By Tony Collins
Cut the Cards – making SAP work. Liam Donnelly.
Excellent case study-based book with so many lessons on why projects go wrong that its pages are littered with my highlighted paragraphs where I’ve scribbled the words “good” and “key” in the margins. Some of the lessons are obvious with the benefit of hindsight – but they were not obvious to those running the projects at the time.
“The fact that SAP allows so many variants is a tribute to its flexible specification; if you have enough time and money you can make a package like SAP do almost anything. But the fact that you can be liberal with someone else’s money and enshrine permanently bad practice in your design study does not of course mean that you must, or should.”
“… Any belief that partners have some sort of moral responsibility to keep the project aligned with some with some unstated natural order is misguided. The partner’s obligation is to deliver a solution in accordance with the client’s stipulation… if that specification is incorrect or flawed, then it is the client’s problem.”
“… Given that the objective was to create a single national solution for HR management, it seems self-evident that processes should have been aligned and made uniform. Such activity is nothing specifically to do with implementing software packages; it goes to the heart of managing any organisation effectively.
“What that takes is consultation and some decision-making, typically involving process owners holding workshops to identify some desirable high-level objectives openly and honestly, and then comparing these design criteria with the functionality supplied as standard with a package, and reporting the outcome to stakeholders. It can be argued that determination of high-level functional imperatives like these should have concluded and been communicated even before the software vendor selection process took place.”
The Challenger Launch Decision – risky technology, culture and deviance at NASA. Diane Vaughan.
It’s 500 pages but stuffed with evidence of how a big organisation [NASA] can seem to do everything right and yet not always make the right decisions when it’s crucial to get it right. NASA learned some of the lessons from the Challenger disaster – but soon went back to its old culture. Then came the Columbia disaster.

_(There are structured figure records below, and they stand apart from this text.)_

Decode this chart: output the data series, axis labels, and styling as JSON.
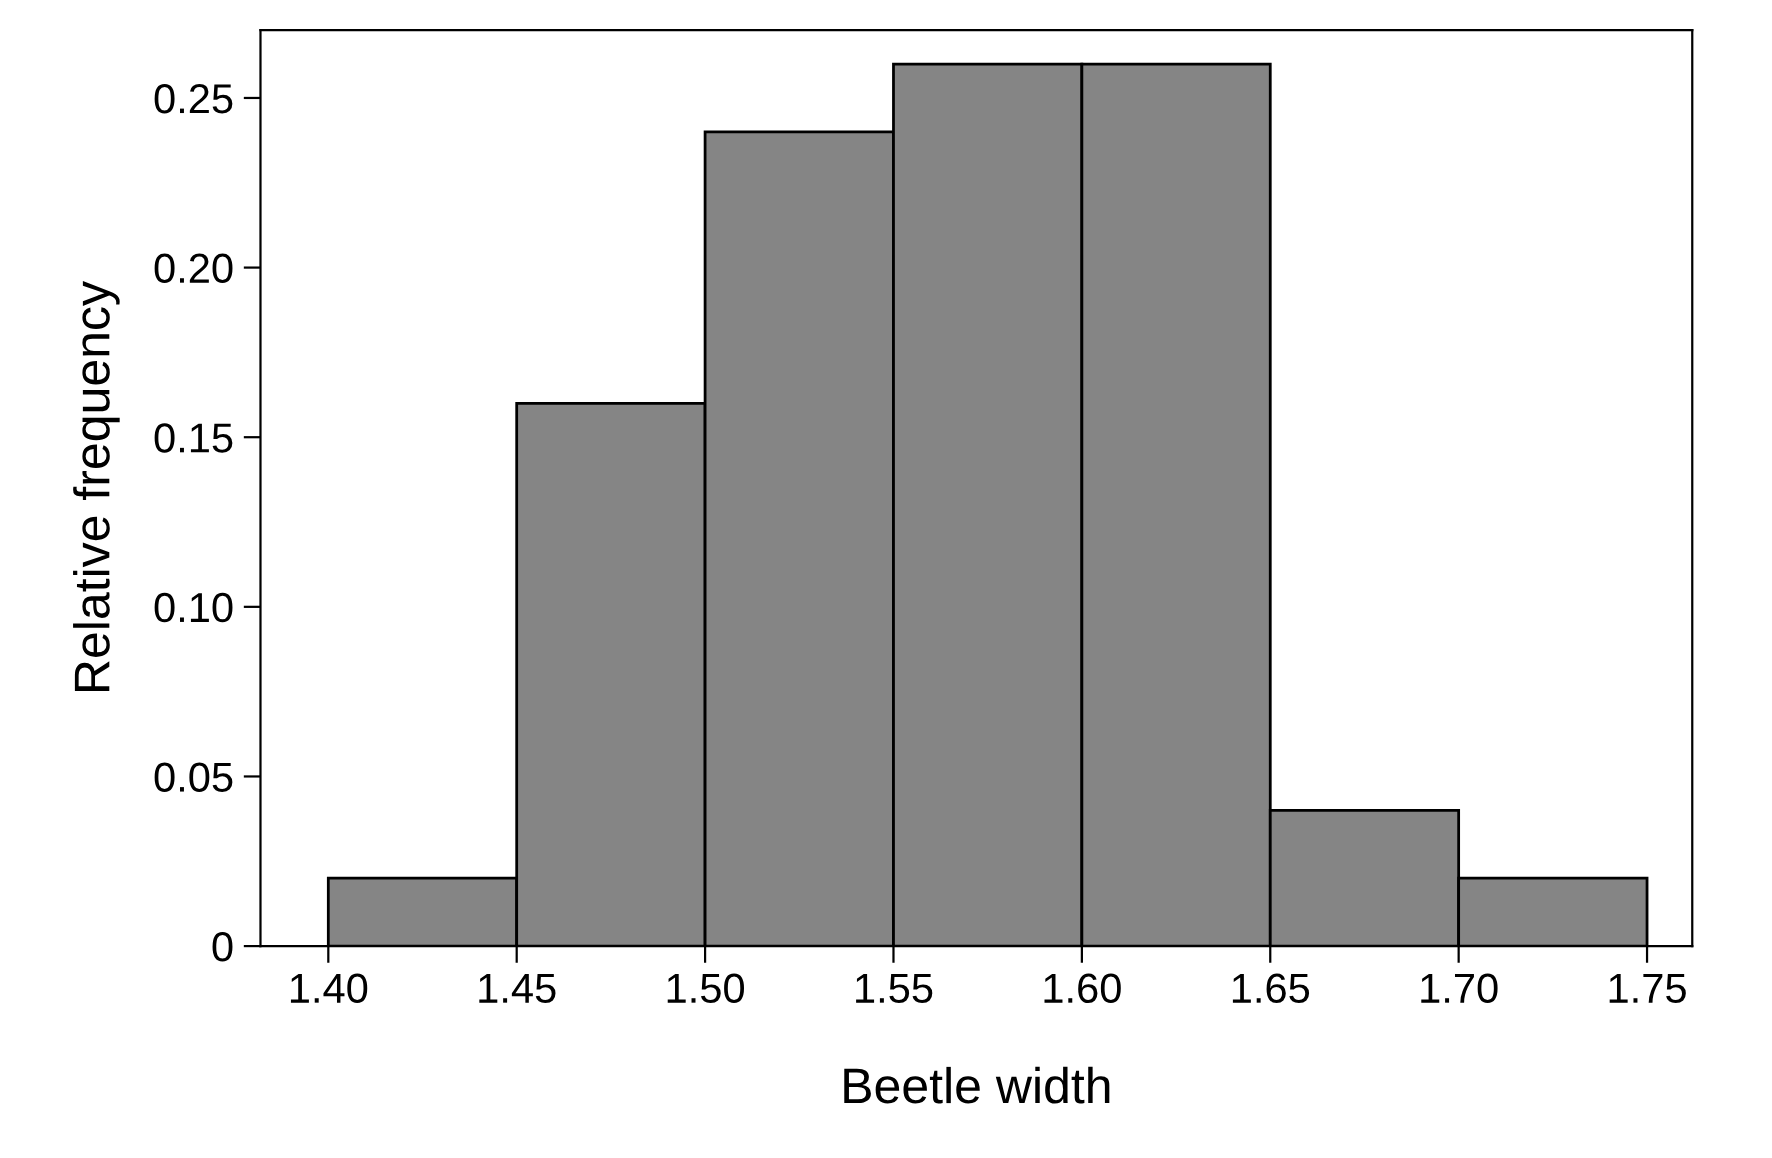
{
  "chart_data": {
    "type": "histogram",
    "xlabel": "Beetle width",
    "ylabel": "Relative frequency",
    "bins": [
      1.4,
      1.45,
      1.5,
      1.55,
      1.6,
      1.65,
      1.7,
      1.75
    ],
    "values": [
      0.02,
      0.16,
      0.24,
      0.26,
      0.26,
      0.04,
      0.02
    ],
    "color": "#858585",
    "xlim": [
      1.382,
      1.762
    ],
    "ylim": [
      0,
      0.27
    ],
    "xticks": [
      {
        "value": 1.4,
        "label": "1.40"
      },
      {
        "value": 1.45,
        "label": "1.45"
      },
      {
        "value": 1.5,
        "label": "1.50"
      },
      {
        "value": 1.55,
        "label": "1.55"
      },
      {
        "value": 1.6,
        "label": "1.60"
      },
      {
        "value": 1.65,
        "label": "1.65"
      },
      {
        "value": 1.7,
        "label": "1.70"
      },
      {
        "value": 1.75,
        "label": "1.75"
      }
    ],
    "yticks": [
      0,
      {
        "value": 0.05,
        "label": "0.05"
      },
      {
        "value": 0.1,
        "label": "0.10"
      },
      {
        "value": 0.15,
        "label": "0.15"
      },
      {
        "value": 0.2,
        "label": "0.20"
      },
      {
        "value": 0.25,
        "label": "0.25"
      }
    ],
    "grid": false
  }
}
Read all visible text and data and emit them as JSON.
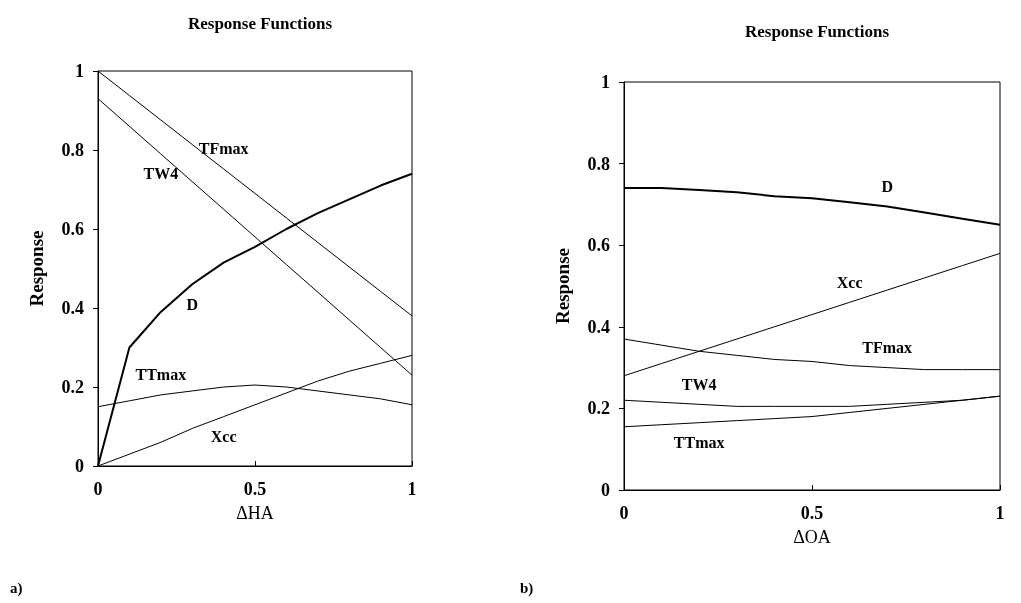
{
  "chart_data": [
    {
      "type": "line",
      "title": "Response Functions",
      "xlabel": "ΔHA",
      "ylabel": "Response",
      "annotations": [
        "a)"
      ],
      "xlim": [
        0,
        1
      ],
      "xticks": [
        0,
        0.5,
        1
      ],
      "ylim": [
        0,
        1
      ],
      "yticks": [
        0,
        0.2,
        0.4,
        0.6,
        0.8,
        1
      ],
      "grid": false,
      "legend": false,
      "marker": "none",
      "line_style": "solid",
      "x": [
        0,
        0.1,
        0.2,
        0.3,
        0.4,
        0.5,
        0.6,
        0.7,
        0.8,
        0.9,
        1
      ],
      "series": [
        {
          "name": "TFmax",
          "color": "#000000",
          "values": [
            1.0,
            0.938,
            0.876,
            0.814,
            0.752,
            0.69,
            0.628,
            0.566,
            0.504,
            0.442,
            0.38
          ]
        },
        {
          "name": "TW4",
          "color": "#000000",
          "values": [
            0.93,
            0.86,
            0.79,
            0.72,
            0.65,
            0.58,
            0.51,
            0.44,
            0.37,
            0.3,
            0.23
          ]
        },
        {
          "name": "D",
          "color": "#000000",
          "values": [
            0,
            0.3,
            0.39,
            0.46,
            0.515,
            0.555,
            0.6,
            0.64,
            0.675,
            0.71,
            0.74
          ]
        },
        {
          "name": "TTmax",
          "color": "#000000",
          "values": [
            0.15,
            0.165,
            0.18,
            0.19,
            0.2,
            0.205,
            0.2,
            0.19,
            0.18,
            0.17,
            0.155
          ]
        },
        {
          "name": "Xcc",
          "color": "#000000",
          "values": [
            0,
            0.03,
            0.06,
            0.095,
            0.125,
            0.155,
            0.185,
            0.215,
            0.24,
            0.26,
            0.28
          ]
        }
      ]
    },
    {
      "type": "line",
      "title": "Response Functions",
      "xlabel": "ΔOA",
      "ylabel": "Response",
      "annotations": [
        "b)"
      ],
      "xlim": [
        0,
        1
      ],
      "xticks": [
        0,
        0.5,
        1
      ],
      "ylim": [
        0,
        1
      ],
      "yticks": [
        0,
        0.2,
        0.4,
        0.6,
        0.8,
        1
      ],
      "grid": false,
      "legend": false,
      "marker": "none",
      "line_style": "solid",
      "x": [
        0,
        0.1,
        0.2,
        0.3,
        0.4,
        0.5,
        0.6,
        0.7,
        0.8,
        0.9,
        1
      ],
      "series": [
        {
          "name": "D",
          "color": "#000000",
          "values": [
            0.74,
            0.74,
            0.735,
            0.73,
            0.72,
            0.715,
            0.705,
            0.695,
            0.68,
            0.665,
            0.65
          ]
        },
        {
          "name": "Xcc",
          "color": "#000000",
          "values": [
            0.28,
            0.31,
            0.34,
            0.37,
            0.4,
            0.43,
            0.46,
            0.49,
            0.52,
            0.55,
            0.58
          ]
        },
        {
          "name": "TFmax",
          "color": "#000000",
          "values": [
            0.37,
            0.355,
            0.34,
            0.33,
            0.32,
            0.315,
            0.305,
            0.3,
            0.295,
            0.295,
            0.295
          ]
        },
        {
          "name": "TW4",
          "color": "#000000",
          "values": [
            0.22,
            0.215,
            0.21,
            0.205,
            0.205,
            0.205,
            0.205,
            0.21,
            0.215,
            0.22,
            0.23
          ]
        },
        {
          "name": "TTmax",
          "color": "#000000",
          "values": [
            0.155,
            0.16,
            0.165,
            0.17,
            0.175,
            0.18,
            0.19,
            0.2,
            0.21,
            0.22,
            0.23
          ]
        }
      ]
    }
  ]
}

The loss of Challenger is probably the most investigated and documented disaster story ever – and yet its cause and the events leading up to it are still argued over.
“No rules were violated; there was no intent to do harm. Yet harm was done. Astronauts died… It is a story that illustrates how disastrous consequences can emerge from the banality of organisational life.”
“… the responsible organisations proceeded as if nothing was wrong in the face of evidence that something was wrong.”
Conundrum – Why every government gets things wrong and what we can do about it. Richard Bacon and Christopher Hope.
Full of good third-party quotes and examples of project disasters, Conundrum gives an entertaining insight into what government doesn’t do well and why. It has a remarkably detailed chapter on the National Programme for IT in the NHS.
“It was an eloquent comment on the seriousness of the problems facing the programme that a firm such as Accenture, which undertook so much government work, and thus potentially faced such a risk of reputational damage by leaving the programme, had nonetheless walked away.”